Today, sugar substitutes are found in a variety of food products and beverages marketed as ‘diet’ or ‘sugar-free,’ but don’t let those labels fool you! Artificial sweeteners are widely used in many processed foods, such as soft drinks, baked goods, canned foods, dairy products, candies, and even chocolate. Many foods containing sugar substitutes still have carbs and calories from other ingredients.

This means that foods carrying claims of ‘no sugar added’ or ‘reduced sugar’ are not necessarily free of carbs or lower in carbs. And just because a food product is marketed ‘no sugar added’ doesn’t mean it is free of calories. (If you consume too many sugar-free foods, you may possibly still gain weight if they have other ingredients that contain calories.)

Regardless of how they are classified, sugar substitutes are NOT instant solutions to weight loss. Artificial sweeteners seem to be the answer to effective weight loss by providing the taste of sweetness without any calories, but let’s take a look at a popular drink:

A 12-ounce can of a popular sugar-sweetened cola has about 150 calories, while a 12-ounce can of diet cola has 0 calories. The healthier choice seems so simple. But many studies have linked diet soda products to an increase in weight gain, in addition to other health issues. Some researchers theorize that people who frequently consume artificial sweeteners confuse their bodies’ ability to manage calories based on taste, which eventually leads to eating too many sweet foods and then gaining weight.

Sugar substitutes aren’t completely bad, but they should be taken in moderation. Doctors have noticed a trend in people replacing the lost calories with other unhealthy foods, which offset their diet or weight loss plan. One might think, I had a diet cola, so it will be okay to have a cupcake. This is definitely flawed thinking!
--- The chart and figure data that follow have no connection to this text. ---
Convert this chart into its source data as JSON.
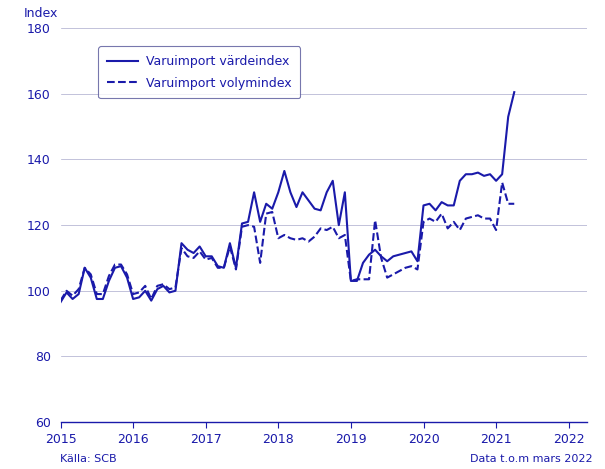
{
  "ylabel": "Index",
  "ylim": [
    60,
    180
  ],
  "yticks": [
    60,
    80,
    100,
    120,
    140,
    160,
    180
  ],
  "xlim_start": 2015.0,
  "xlim_end": 2022.25,
  "xticks": [
    2015,
    2016,
    2017,
    2018,
    2019,
    2020,
    2021,
    2022
  ],
  "line_color": "#1a1aaa",
  "source_text": "Källa: SCB",
  "data_text": "Data t.o.m mars 2022",
  "legend_entries": [
    "Varuimport värdeindex",
    "Varuimport volymindex"
  ],
  "vardeindex": [
    96.5,
    99.5,
    97.5,
    99.0,
    107.0,
    104.0,
    97.5,
    97.5,
    103.0,
    107.0,
    107.5,
    104.0,
    97.5,
    98.0,
    100.0,
    97.0,
    100.5,
    101.5,
    99.5,
    100.0,
    114.5,
    112.5,
    111.5,
    113.5,
    110.5,
    110.5,
    107.5,
    107.0,
    114.5,
    107.0,
    120.5,
    121.0,
    130.0,
    121.0,
    126.5,
    125.0,
    130.0,
    136.5,
    130.0,
    125.5,
    130.0,
    127.5,
    125.0,
    124.5,
    130.0,
    133.5,
    120.0,
    130.0,
    103.0,
    103.0,
    108.5,
    111.0,
    112.5,
    110.5,
    109.0,
    110.5,
    111.0,
    111.5,
    112.0,
    109.0,
    126.0,
    126.5,
    124.5,
    127.0,
    126.0,
    126.0,
    133.5,
    135.5,
    135.5,
    136.0,
    135.0,
    135.5,
    133.5,
    135.5,
    153.0,
    160.5
  ],
  "volymindex": [
    97.0,
    100.0,
    98.5,
    100.5,
    107.0,
    105.0,
    99.0,
    99.0,
    104.5,
    108.0,
    108.0,
    105.0,
    99.0,
    99.5,
    101.5,
    97.5,
    101.5,
    102.0,
    100.5,
    101.0,
    113.0,
    110.5,
    110.0,
    112.0,
    109.5,
    110.0,
    107.0,
    107.0,
    113.5,
    106.5,
    119.5,
    120.0,
    119.5,
    108.5,
    123.5,
    124.0,
    116.0,
    117.0,
    116.0,
    115.5,
    116.0,
    115.0,
    116.5,
    119.0,
    118.5,
    119.5,
    116.0,
    117.0,
    103.0,
    103.5,
    103.5,
    103.5,
    121.5,
    110.0,
    104.0,
    105.0,
    106.0,
    107.0,
    107.5,
    106.5,
    121.0,
    122.0,
    121.0,
    123.5,
    119.0,
    121.0,
    118.5,
    122.0,
    122.5,
    123.0,
    122.0,
    122.0,
    118.5,
    133.0,
    126.5,
    126.5
  ]
}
Another common problem with artificial sweeteners is that people become attached to the taste. It is no secret that sugar substitutes are a lot sweeter than normal sugar. If you consume a lot of sugar substitutes then the sugar receptors in your mouth will become over-stimulated and your taste buds will start to limit your tolerance for more complex tastes. This means you could start to find foods that aren’t as sweet, such a vegetables, downright unappealing. In simpler terms, using artificial sweeteners may make you shy away from healthy, nutritious foods and consume more artificially flavored foods that have less nutritional value.
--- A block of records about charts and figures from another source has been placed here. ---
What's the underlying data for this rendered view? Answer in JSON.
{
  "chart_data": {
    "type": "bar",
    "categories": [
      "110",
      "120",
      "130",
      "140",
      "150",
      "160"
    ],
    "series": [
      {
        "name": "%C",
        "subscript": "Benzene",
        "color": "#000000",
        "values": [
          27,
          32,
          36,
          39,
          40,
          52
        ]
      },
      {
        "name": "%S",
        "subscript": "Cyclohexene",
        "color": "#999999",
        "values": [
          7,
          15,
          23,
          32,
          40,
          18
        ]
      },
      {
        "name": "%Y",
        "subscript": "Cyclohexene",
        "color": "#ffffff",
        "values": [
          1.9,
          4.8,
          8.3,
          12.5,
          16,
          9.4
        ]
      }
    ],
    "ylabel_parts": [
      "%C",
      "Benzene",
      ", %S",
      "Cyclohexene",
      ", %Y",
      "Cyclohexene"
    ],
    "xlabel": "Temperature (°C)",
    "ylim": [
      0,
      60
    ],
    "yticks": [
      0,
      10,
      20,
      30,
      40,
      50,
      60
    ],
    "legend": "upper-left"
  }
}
To date, only six artificial sweeteners have been approved by the U.S. Food and Drug Administration (FDA): acesulfame potassium, aspartame, saccharin, sucralose, neotame, and advantame. The FDA has even established an acceptable daily intake for each of these sugar substitutes.
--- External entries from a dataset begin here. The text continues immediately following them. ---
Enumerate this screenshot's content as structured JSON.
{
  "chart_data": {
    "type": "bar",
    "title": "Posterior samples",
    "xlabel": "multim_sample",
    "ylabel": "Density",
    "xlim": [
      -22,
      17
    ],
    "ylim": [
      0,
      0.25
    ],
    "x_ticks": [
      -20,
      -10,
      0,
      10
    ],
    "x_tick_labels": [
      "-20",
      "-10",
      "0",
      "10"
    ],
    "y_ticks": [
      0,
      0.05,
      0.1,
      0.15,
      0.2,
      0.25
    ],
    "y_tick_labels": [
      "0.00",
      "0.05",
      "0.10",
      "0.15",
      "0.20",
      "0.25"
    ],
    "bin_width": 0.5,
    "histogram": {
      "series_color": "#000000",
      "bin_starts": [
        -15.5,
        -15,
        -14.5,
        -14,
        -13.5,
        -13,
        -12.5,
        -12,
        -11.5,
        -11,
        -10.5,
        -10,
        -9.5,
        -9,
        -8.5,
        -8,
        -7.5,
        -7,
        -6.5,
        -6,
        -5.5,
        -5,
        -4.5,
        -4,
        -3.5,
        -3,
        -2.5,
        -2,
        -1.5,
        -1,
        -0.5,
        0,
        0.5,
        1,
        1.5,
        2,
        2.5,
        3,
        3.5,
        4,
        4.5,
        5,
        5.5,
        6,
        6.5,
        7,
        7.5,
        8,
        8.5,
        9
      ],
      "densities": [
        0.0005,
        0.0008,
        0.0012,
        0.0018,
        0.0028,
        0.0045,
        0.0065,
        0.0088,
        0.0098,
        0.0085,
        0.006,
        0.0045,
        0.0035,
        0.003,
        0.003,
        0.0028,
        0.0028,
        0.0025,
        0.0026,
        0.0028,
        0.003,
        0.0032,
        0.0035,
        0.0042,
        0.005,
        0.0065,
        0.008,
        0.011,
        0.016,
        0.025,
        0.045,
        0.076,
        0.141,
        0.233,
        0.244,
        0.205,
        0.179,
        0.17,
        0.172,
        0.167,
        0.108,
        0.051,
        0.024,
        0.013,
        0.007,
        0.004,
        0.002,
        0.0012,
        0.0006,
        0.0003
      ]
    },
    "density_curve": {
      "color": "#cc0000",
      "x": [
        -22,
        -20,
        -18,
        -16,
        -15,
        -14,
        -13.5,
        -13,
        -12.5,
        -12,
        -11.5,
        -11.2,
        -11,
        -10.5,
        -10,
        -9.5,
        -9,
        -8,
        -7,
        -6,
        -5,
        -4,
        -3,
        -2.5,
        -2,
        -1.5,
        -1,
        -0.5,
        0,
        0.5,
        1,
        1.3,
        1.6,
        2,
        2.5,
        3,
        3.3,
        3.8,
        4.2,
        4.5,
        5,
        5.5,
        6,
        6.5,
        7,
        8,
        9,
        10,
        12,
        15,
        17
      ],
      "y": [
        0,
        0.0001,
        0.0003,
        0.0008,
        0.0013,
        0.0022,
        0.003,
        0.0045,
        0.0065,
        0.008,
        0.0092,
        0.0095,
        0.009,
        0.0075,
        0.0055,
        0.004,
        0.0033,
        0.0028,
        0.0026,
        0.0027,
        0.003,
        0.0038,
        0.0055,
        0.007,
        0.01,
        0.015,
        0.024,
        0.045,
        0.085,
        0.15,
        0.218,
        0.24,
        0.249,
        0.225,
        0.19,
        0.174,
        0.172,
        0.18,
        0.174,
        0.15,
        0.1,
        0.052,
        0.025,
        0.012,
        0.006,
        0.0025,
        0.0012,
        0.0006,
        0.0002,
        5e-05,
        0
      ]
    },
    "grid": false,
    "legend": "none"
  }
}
While artificial sweeteners and sugar substitutes may help with weight management, they are not a magic bullet and should only be consumed in moderation. Here are a few tips for those of you who want to be more cautious of what you are putting in your body:

  • Avoid products labeled ‘diet,’ ‘sugar free,’ ‘low’ or ‘reduced calorie,’ or ‘no sugar added.’
  • Use natural sweeteners like agave nectar or raw honey when you need a sweetening boost.
  • Remember that sugar substitutes do not provide a quick fix for obesity or health issues, so your best bet is cutting down on sweets and opting for water whenever you can!